Santa Paula SP-1590
Santa Paula
(SP-1590: dp. 13,000; 1. 420'5/8", b. 53'9"; dr.28'41/4 ; s. 13 k.; cpl. 100; a. 1 6-pdr.)
Santa Paula (SP-1590), a single-screw, steel freighter built during 1917 by William Cramp & Sons Co., Philadelphia, Pa., was acquired on 14 August 1918 by the United States Navy from W. R. Grace Steamship Co., of New York City and commissioned on 15 August 1918, Lt. Comdr. David J. Wade, USNRF, in command.
Santa Paula was assigned to the Naval Overseas Transportation Service (NOTS) to carry cargo for United States forces fighting in France. She only completed one round-trip voyage, from New York to Marseilles and back, with 8,340 tons of general cargo, before the war's end. Santa Paula made a second voyage to Marseilles between 21 November and 14 January 1919 with supplies to sustain United States forces still in France before she was transferred to the Cruiser and Transport Force on 17 January.

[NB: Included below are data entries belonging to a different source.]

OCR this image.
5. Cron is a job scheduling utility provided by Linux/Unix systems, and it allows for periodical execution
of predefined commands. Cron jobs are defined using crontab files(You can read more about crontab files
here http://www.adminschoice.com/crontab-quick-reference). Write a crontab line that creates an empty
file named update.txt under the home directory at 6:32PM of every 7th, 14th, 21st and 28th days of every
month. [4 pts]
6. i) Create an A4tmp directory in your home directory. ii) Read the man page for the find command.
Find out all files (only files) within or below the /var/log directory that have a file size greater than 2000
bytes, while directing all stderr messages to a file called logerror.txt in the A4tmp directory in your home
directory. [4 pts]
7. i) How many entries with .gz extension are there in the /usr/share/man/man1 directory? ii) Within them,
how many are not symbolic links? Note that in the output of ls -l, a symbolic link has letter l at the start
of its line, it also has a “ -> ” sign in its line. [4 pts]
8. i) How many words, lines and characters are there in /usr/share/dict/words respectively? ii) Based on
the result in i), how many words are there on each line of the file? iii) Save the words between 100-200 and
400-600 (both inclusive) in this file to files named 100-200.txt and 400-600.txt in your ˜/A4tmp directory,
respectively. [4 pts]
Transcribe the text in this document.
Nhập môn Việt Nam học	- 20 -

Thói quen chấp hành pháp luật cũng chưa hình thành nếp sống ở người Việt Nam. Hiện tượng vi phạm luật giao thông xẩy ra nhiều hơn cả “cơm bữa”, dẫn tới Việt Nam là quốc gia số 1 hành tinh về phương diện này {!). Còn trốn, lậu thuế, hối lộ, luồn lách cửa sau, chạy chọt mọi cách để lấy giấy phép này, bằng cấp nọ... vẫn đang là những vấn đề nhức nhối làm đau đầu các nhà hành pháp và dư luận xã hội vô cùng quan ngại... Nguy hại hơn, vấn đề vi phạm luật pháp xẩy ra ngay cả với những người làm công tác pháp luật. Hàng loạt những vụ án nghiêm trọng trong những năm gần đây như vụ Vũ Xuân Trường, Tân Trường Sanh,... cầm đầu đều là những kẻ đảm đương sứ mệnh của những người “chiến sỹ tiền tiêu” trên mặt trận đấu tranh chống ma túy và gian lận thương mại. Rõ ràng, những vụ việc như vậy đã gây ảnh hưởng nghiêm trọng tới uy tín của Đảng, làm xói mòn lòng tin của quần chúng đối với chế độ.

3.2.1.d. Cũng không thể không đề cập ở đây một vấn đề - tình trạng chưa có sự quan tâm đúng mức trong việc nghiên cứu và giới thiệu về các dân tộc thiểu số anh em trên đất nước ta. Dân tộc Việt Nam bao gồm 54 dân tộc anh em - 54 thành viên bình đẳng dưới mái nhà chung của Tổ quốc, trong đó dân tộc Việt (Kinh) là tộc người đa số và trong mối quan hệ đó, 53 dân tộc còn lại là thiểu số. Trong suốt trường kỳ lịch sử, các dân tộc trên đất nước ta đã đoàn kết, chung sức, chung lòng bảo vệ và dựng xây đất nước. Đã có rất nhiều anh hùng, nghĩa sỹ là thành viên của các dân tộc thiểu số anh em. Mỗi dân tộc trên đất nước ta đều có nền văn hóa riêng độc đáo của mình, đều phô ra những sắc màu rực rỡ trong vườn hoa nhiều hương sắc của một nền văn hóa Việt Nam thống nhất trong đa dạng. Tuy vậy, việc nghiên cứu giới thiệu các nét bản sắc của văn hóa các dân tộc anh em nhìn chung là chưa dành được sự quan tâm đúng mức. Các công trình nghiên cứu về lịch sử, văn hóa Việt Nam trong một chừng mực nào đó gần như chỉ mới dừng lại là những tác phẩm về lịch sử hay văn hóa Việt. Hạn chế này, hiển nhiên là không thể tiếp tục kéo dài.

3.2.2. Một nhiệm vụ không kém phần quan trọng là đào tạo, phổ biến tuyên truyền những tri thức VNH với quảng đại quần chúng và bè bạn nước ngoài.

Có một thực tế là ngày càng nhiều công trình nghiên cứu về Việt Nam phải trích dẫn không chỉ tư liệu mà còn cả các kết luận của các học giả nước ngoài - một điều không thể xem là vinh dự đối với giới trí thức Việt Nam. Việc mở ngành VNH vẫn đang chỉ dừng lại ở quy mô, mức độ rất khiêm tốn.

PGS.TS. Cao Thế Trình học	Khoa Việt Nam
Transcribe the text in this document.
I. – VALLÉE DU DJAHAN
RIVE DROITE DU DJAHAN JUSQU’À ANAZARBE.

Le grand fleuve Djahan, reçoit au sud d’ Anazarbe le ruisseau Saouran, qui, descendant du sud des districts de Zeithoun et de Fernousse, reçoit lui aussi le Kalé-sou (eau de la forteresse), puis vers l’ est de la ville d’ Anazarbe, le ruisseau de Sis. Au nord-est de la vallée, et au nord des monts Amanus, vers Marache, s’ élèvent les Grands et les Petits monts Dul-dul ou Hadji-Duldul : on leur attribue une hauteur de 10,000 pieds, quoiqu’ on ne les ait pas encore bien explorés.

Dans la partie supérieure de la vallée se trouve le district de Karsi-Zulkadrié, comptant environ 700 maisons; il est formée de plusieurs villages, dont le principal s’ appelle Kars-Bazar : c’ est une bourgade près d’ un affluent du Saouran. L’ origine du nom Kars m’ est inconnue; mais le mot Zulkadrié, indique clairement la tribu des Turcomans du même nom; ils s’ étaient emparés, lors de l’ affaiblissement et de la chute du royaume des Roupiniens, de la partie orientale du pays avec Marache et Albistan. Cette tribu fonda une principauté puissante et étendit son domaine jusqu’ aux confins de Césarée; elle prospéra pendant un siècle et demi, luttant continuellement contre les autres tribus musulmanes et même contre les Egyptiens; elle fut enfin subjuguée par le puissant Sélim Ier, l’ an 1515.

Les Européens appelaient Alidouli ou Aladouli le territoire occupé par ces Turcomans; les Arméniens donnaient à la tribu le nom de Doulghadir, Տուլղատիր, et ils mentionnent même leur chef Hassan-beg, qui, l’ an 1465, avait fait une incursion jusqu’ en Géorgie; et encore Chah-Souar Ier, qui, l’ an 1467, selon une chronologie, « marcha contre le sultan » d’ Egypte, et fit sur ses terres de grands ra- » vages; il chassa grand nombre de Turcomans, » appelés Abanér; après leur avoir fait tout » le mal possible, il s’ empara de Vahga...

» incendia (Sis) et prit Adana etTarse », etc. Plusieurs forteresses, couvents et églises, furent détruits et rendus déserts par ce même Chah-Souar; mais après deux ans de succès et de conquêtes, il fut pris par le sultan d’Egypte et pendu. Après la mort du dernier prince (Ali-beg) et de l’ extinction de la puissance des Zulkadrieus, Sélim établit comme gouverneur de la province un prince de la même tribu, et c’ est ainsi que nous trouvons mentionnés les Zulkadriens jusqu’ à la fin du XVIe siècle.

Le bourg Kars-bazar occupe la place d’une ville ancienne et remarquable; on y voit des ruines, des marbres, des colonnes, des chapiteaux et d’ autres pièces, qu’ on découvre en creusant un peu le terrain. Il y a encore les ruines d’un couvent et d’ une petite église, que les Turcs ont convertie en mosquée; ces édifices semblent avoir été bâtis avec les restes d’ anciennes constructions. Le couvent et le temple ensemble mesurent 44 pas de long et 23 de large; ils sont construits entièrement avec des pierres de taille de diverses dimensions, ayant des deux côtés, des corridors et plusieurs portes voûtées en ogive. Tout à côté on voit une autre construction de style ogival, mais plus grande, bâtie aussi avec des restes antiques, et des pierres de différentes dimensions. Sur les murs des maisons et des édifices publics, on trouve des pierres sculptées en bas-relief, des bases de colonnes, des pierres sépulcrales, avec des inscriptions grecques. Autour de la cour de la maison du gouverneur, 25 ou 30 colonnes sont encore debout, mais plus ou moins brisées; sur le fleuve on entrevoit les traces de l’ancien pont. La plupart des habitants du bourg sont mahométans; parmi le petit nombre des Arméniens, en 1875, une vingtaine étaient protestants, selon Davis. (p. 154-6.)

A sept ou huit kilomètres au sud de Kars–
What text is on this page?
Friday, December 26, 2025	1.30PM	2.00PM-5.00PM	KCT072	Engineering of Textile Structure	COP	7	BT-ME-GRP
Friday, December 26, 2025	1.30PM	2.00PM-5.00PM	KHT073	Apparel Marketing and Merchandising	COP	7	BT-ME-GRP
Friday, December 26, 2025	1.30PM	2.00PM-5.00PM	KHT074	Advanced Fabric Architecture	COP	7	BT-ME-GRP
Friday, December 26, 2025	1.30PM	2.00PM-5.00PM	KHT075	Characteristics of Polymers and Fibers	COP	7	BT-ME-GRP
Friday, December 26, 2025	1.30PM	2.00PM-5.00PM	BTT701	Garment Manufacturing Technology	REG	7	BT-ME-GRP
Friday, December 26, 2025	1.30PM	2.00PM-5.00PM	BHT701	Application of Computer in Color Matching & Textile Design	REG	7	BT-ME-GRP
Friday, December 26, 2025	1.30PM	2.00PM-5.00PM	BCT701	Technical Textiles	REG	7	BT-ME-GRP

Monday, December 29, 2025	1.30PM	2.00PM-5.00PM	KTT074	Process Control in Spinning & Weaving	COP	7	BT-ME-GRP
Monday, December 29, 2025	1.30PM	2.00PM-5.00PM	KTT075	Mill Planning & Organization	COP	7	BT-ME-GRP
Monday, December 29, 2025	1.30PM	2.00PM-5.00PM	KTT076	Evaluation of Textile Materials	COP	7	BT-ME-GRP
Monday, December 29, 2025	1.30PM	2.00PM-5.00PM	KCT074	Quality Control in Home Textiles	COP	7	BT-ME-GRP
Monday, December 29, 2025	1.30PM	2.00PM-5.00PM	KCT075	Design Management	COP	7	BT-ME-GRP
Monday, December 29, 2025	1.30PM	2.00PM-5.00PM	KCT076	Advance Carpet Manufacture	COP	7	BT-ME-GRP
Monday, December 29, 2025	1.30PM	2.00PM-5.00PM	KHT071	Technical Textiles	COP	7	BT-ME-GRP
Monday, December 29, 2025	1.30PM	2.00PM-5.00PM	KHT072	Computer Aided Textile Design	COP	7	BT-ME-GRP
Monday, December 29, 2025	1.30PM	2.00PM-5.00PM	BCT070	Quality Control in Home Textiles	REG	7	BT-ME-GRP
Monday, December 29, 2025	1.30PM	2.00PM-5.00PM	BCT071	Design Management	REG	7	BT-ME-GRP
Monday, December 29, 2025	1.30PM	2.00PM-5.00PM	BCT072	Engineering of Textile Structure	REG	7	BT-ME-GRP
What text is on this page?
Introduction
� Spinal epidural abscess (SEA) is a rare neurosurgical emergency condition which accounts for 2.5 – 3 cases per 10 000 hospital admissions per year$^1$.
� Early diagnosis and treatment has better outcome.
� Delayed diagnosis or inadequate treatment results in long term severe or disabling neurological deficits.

Santa Paula then returned American troops home from France during four additional round-trip voyages from New York to Brest Bordeaux, and St. Nazaire between 22 March and 1 August. When the last of these voyages ended at New York, the ship was turned over to the custody of the Commandant, 3d Naval District and was decommissioned on 21 August 1919 and simultaneously returned to her owner. Renamed Montanan during 1925, the ship remained under United States registry until she was sunk by submarine torpedoes, in the Indian Ocean, on 3 June 1943.